Discrédit politique, quête de nouveau paradigme, remise en cause des élites, érosion des images de marque, préoccupations sociales et environnementales, ralentissement de la croissance mondiale, communautarisme, défiance institutionnelle, crise morale, repli sur soi, frustrante recherche schizophrénique entre aspirations communautaires et accomplissements individuels, entre régulation et libre entreprise …
le monde change, la communication corporate doit changer elle aussi, elle doit faire sa révolution culturelle.

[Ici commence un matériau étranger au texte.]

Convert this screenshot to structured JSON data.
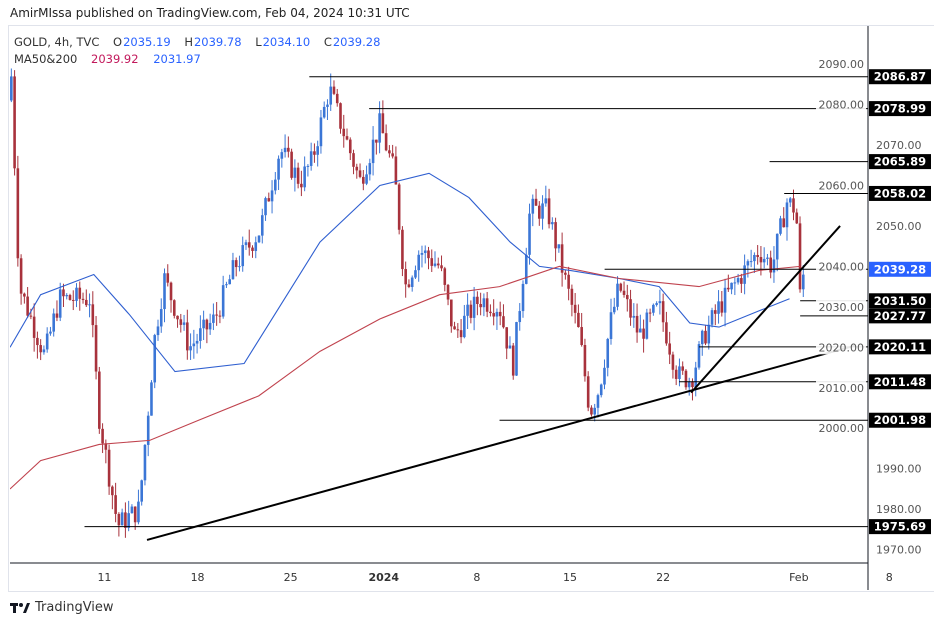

Les grands défis géopolitiques actuels, l’instantanéité de la vertigineuse corrélation entre crise financière, économique, sociale et politique, la disparition des frontières économiques et écologiques, ont fait prendre conscience à l’opinion publique et aux décideurs, de l’irrésistible interconnexion des phénomènes. Les enjeux contemporains, par leur complexité et interactions, sont désormais l’affaire de tous, et de chacun. C’est maintenant à l’ensemble des parties prenantes (organismes internationaux, Etats, gouvernements, collectivités, entreprises, syndicats, associations, médias, citoyens …) à travailler collectivement pour définir des solutions convergentes. La hiérarchie disparait au profit d’une approche collaborative, nous passons d’un monde vertical à un monde horizontal dans lequel la question n’est plus de choisir mais d’associer.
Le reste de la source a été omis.